There were 222 households, out of which 29.3% had children under the age of 18 living with them, 52.3% were married couples living together, 13.1% had a female householder with no husband present, and 32.4% were non-families. 27.5% of all households were made up of individuals, and 12.6% had someone living alone who was 65 years of age or older. The average household size was 2.49 and the average family size was 3.07.

In the borough the population was spread out, with 23.5% under the age of 18, 9.4% from 18 to 24, 26.8% from 25 to 44, 26.0% from 45 to 64, and 14.3% who were 65 years of age or older. The median age was 38 years. For every 100 females there were 90.7 males.

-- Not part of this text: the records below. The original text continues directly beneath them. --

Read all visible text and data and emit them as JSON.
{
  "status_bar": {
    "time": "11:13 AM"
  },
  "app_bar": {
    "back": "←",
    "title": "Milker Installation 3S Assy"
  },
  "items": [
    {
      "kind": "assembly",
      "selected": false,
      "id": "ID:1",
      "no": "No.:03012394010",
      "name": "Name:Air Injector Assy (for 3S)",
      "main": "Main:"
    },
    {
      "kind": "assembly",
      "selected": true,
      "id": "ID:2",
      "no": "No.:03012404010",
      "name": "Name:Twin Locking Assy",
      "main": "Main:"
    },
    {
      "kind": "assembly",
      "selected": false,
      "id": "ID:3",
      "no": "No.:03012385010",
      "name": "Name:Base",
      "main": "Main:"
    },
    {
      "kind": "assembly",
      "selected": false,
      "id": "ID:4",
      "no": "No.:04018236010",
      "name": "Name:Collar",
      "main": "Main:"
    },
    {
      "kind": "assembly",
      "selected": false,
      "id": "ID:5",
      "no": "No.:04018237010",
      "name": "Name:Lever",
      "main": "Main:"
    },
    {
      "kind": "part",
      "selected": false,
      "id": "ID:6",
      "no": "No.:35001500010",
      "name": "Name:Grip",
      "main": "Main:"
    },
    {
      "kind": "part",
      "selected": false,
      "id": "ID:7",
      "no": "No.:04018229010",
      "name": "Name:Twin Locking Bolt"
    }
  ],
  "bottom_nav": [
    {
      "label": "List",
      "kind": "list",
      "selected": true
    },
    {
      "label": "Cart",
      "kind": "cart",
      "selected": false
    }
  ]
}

For every 100 females age 18 and over, there were 88.0 males.

The median income for a household in the borough was $28,125, and the median income for a family was $39,306. Males had a median income of $32,083 versus $17,500 for females. The per capita income for the borough was $14,045. About 9.4% of families and 18.7% of the population were below the poverty line, including 19.8% of those under age 18 and 8.9% of those age 65 or over.

Historical population
| Census | Pop. | Note | %± |
| 1910 | 1,198 |  | — |
| 1920 | 1,183 |  | −1.3% |
| 1930 | 994 |  | −16.0% |
| 1940 | 1,063 |  | 6.9% |
| 1950 | 937 |  | −11.9% |
| 1960 | 826 |  | −11.8% |
| 1970 | 755 |  | −8.6% |
| 1980 | 689 |  | −8.7% |
| 1990 | 545 |  | −20.9% |
| 2000 | 553 |  | 1.5% |
| 2010 | 476 |  | −13.9% |
| 2020 | 419 |  | −12.0% |
| 2021 (est.) | 408 | Decrease | −2.6% |
Sources:

==Mine fire==
Vanderbilt is the site of a mine fire, which, unlike the one in Centralia, Pennsylvania, has had comparably little impact on the borough.